Para o cumprimento das diligências, foram mobilizados mais de 200 policiais federais, que atuam na execução de 45 mandados de busca e apreensão e 39 mandados de prisão temporária. As ordens judiciais foram expedidas pela 5ª Vara Federal de Santos, no litoral de São Paulo, que centraliza as decisões relativas ao caso. Além das prisões, a Justiça determinou o sequestro de bens e a aplicação de medidas de constrição patrimonial, além de restrições societárias para interromper imediatamente o fluxo das atividades ilícitas do grupo.
Qual é o objetivo central da Operação Narcofluxo?
O foco principal da **Polícia Federal** é desmantelar uma estrutura financeira sofisticada utilizada para mascarar a origem de recursos bilionários. Segundo as autoridades, o grupo utilizava um sistema complexo para ocultar o uso de grandes volumes de dinheiro, o que incluía operações financeiras vultosas e a utilização de interpostos para dificultar o rastreamento pelos órgãos de fiscalização. O valor movimentado, estimado em R$ 1,6 bilhão, demonstra a capilaridade e o poder econômico da organização investigada.
A investigação também busca identificar todos os beneficiários do esquema, que se utilizava de variados métodos para a circulação do capital.

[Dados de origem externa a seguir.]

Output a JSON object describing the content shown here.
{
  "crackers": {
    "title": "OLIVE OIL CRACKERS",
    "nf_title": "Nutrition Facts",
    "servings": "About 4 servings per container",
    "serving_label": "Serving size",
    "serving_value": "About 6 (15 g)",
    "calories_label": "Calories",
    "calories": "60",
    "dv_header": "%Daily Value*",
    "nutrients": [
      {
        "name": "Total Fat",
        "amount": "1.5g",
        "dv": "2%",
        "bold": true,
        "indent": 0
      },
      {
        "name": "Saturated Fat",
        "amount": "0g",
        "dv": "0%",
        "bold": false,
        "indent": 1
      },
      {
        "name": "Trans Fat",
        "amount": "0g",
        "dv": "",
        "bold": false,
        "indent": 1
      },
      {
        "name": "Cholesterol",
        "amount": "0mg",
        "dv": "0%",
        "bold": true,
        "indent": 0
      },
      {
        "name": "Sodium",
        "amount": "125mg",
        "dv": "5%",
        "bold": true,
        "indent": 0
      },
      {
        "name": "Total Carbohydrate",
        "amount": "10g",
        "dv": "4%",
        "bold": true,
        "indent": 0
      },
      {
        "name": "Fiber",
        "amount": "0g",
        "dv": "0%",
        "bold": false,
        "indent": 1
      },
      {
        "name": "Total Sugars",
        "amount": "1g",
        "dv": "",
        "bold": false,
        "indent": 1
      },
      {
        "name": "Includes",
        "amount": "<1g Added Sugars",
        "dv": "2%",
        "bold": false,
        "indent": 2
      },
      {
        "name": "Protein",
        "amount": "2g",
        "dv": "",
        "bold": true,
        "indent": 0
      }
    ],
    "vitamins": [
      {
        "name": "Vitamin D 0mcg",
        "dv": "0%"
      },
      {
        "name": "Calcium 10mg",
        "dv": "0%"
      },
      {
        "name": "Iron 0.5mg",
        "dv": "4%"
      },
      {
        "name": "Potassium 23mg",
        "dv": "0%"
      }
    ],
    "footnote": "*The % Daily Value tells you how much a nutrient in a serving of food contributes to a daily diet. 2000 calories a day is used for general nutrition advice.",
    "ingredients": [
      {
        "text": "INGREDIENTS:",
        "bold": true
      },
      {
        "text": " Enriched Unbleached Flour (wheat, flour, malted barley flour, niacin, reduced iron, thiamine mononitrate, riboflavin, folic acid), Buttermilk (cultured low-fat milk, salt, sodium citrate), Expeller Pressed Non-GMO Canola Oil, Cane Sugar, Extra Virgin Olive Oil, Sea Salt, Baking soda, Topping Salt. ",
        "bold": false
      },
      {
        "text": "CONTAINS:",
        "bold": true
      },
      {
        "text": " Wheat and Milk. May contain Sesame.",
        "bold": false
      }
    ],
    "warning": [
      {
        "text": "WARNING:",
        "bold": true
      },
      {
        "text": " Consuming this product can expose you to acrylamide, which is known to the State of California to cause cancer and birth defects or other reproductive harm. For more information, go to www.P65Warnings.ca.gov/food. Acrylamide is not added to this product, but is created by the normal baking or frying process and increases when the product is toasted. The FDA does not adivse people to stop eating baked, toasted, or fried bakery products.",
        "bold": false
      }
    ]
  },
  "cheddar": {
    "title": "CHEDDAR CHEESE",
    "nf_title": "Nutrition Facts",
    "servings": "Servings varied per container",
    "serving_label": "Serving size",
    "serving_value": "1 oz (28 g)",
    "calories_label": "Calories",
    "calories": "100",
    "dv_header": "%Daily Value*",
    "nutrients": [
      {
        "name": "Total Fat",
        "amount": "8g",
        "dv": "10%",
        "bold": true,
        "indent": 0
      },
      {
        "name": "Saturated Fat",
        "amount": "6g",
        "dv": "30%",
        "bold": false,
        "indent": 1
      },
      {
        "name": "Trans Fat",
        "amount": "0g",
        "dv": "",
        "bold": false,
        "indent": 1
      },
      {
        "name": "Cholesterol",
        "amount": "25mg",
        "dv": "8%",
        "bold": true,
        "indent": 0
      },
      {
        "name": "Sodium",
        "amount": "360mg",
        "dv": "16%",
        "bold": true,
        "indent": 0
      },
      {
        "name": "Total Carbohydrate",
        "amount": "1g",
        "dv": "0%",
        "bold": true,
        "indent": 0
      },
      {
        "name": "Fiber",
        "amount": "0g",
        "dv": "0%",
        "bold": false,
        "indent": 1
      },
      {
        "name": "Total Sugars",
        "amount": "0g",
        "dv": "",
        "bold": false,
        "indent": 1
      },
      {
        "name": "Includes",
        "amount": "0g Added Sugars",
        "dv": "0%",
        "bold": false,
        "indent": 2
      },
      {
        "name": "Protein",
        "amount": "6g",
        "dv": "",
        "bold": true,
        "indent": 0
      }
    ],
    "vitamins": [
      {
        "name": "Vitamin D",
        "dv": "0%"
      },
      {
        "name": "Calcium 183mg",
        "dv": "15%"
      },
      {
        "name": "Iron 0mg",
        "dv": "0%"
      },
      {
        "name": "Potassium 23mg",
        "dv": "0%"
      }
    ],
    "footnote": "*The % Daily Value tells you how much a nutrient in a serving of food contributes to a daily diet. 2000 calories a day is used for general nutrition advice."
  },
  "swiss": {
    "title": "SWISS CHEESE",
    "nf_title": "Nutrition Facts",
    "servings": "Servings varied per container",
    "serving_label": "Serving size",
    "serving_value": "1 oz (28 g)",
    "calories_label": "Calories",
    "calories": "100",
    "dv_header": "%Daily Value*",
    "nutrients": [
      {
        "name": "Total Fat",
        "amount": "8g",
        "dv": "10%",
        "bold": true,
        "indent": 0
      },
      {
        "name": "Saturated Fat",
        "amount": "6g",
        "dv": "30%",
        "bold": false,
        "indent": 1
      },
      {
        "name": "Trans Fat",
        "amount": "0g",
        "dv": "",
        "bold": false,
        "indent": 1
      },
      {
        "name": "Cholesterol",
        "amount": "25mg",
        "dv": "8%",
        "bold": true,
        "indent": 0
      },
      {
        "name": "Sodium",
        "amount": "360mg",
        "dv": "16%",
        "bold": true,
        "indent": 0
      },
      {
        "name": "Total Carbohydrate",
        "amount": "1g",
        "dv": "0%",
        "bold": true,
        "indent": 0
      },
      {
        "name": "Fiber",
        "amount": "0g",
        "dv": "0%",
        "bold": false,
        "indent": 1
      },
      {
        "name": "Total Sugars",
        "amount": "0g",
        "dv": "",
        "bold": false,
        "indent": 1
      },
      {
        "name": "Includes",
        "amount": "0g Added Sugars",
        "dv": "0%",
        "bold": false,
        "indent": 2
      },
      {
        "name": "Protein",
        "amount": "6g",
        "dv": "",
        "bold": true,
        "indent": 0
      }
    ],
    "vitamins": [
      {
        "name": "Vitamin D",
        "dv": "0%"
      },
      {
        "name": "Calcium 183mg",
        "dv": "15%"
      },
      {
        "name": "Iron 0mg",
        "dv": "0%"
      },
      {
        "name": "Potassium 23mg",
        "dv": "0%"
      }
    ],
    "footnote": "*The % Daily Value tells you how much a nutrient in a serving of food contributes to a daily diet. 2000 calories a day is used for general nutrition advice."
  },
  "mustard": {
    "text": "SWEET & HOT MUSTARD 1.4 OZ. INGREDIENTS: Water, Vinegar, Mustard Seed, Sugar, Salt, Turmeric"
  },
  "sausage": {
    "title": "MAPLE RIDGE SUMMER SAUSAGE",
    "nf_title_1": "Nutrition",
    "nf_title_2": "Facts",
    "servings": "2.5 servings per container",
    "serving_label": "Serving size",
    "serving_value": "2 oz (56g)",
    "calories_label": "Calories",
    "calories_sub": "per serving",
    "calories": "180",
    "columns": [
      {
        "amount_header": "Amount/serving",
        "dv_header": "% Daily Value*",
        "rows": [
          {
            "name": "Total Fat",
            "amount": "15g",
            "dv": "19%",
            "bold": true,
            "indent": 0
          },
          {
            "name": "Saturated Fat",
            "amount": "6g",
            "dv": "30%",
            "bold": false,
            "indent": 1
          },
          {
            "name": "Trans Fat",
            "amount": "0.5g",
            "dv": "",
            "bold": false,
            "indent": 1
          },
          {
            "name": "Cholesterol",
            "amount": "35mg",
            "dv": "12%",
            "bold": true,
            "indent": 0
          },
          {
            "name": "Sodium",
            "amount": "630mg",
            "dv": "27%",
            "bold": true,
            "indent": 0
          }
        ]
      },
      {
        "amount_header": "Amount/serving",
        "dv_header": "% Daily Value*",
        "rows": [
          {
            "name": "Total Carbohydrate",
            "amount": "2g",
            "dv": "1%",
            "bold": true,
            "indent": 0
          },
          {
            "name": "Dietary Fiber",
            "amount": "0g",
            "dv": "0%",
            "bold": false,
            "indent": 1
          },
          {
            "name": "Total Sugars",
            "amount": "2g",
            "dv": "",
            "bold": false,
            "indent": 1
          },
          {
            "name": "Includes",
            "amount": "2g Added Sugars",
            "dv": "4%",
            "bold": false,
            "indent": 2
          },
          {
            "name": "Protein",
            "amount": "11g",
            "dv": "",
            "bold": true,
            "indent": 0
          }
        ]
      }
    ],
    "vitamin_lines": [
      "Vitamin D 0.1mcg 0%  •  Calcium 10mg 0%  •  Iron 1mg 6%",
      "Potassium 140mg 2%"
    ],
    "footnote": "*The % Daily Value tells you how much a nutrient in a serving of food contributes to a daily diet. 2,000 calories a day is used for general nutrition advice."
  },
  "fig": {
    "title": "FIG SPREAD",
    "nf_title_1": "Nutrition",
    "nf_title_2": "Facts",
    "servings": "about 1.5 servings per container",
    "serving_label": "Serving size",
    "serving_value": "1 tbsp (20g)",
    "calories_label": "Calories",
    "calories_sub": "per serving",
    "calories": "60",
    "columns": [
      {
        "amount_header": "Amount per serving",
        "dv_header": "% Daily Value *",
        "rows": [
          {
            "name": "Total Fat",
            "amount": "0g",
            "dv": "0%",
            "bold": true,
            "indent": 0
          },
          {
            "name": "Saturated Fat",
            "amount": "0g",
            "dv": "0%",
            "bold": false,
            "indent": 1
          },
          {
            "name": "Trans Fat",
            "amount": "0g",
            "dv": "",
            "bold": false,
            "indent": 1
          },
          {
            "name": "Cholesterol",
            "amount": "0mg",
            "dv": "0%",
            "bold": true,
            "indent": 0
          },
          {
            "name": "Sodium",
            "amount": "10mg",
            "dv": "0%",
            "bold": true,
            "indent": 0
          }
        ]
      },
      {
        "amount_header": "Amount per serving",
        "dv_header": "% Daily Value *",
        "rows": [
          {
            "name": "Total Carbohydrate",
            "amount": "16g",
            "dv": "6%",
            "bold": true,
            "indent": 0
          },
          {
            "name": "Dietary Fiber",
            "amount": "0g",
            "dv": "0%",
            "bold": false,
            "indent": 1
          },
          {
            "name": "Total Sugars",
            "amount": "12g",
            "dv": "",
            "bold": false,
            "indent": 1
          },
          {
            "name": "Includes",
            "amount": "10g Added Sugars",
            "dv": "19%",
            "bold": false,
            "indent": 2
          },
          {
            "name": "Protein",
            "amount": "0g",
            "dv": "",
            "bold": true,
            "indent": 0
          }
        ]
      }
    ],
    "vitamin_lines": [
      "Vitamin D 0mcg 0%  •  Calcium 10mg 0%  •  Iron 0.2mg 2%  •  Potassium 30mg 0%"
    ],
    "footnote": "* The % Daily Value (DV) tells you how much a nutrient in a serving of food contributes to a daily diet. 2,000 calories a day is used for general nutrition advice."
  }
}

Entre as táticas identificadas pelos agentes federais, destacam-se o transporte de valores em espécie e a realização de transações complexas com criptoativos, ferramentas que visam garantir o anonimato e a evasão de mecanismos tradicionais de controle bancário.
Quais estados brasileiros foram alvo da ação policial?
A Operação Narcofluxo possui uma abrangência nacional, refletindo a extensão do grupo criminoso. As equipes da PF cumprem mandados em diversas regiões do país, com foco especial no litoral de São Paulo, mas também com desdobramentos significativos nos seguintes estados:
- Rio de Janeiro;
- Pernambuco;
- Espírito Santo;
- Maranhão;
- Santa Catarina;
- Paraná;
- Goiás;
- Distrito Federal.
A pulverização das atividades por diferentes unidades da federação sugere que o esquema de lavagem de dinheiro operava de forma descentralizada, utilizando infraestruturas locais para a consolidação das movimentações financeiras ilícitas e para a ocultação de patrimônio em diferentes jurisdições.
Quem são os alvos das investigações em curso?
Entre os investigados nesta fase da operação estão influenciadores digitais e cantores de renome. Embora os nomes não tenham sido divulgados oficialmente nesta etapa inicial, a Polícia Federal confirmou que essas figuras públicas são suspeitas de integrar o esquema de ocultação de valores. O uso de personalidades com grande alcance em redes sociais pode ser uma estratégia para facilitar a mescla de recursos lícitos e ilícitos, conferindo uma aparência de legalidade aos montantes movimentados.
Os indivíduos que foram detidos nesta quarta-feira são acusados de participação em crimes graves contra o sistema financeiro e a ordem pública. Conforme o avanço do inquérito policial, os envolvidos poderão responder formalmente pelos seguintes delitos:
- Associação criminosa;
- Lavagem de dinheiro;
- Evasão de divisas.
Como funcionava o esquema de ocultação de patrimônio?
A dinâmica do grupo consistia em criar camadas de proteção para o dinheiro de origem suspeita. A utilização de criptoativos foi um dos pilares identificados para a evasão de divisas, permitindo que os valores fossem transferidos para fora do país ou convertidos sem o devido reporte às autoridades monetárias. Além disso, o transporte físico de cédulas era utilizado para alimentar contas de terceiros e empresas de fachada.
A decisão da 5ª Vara Federal em Santos de autorizar o sequestro de bens visa, sobretudo, o asfixiamento financeiro da organização. Ao retirar a disponibilidade de recursos e bloquear ativos societários, o Estado busca garantir que o grupo não consiga financiar novas atividades criminosas ou ocultar provas remanescentes durante o processo de instrução penal.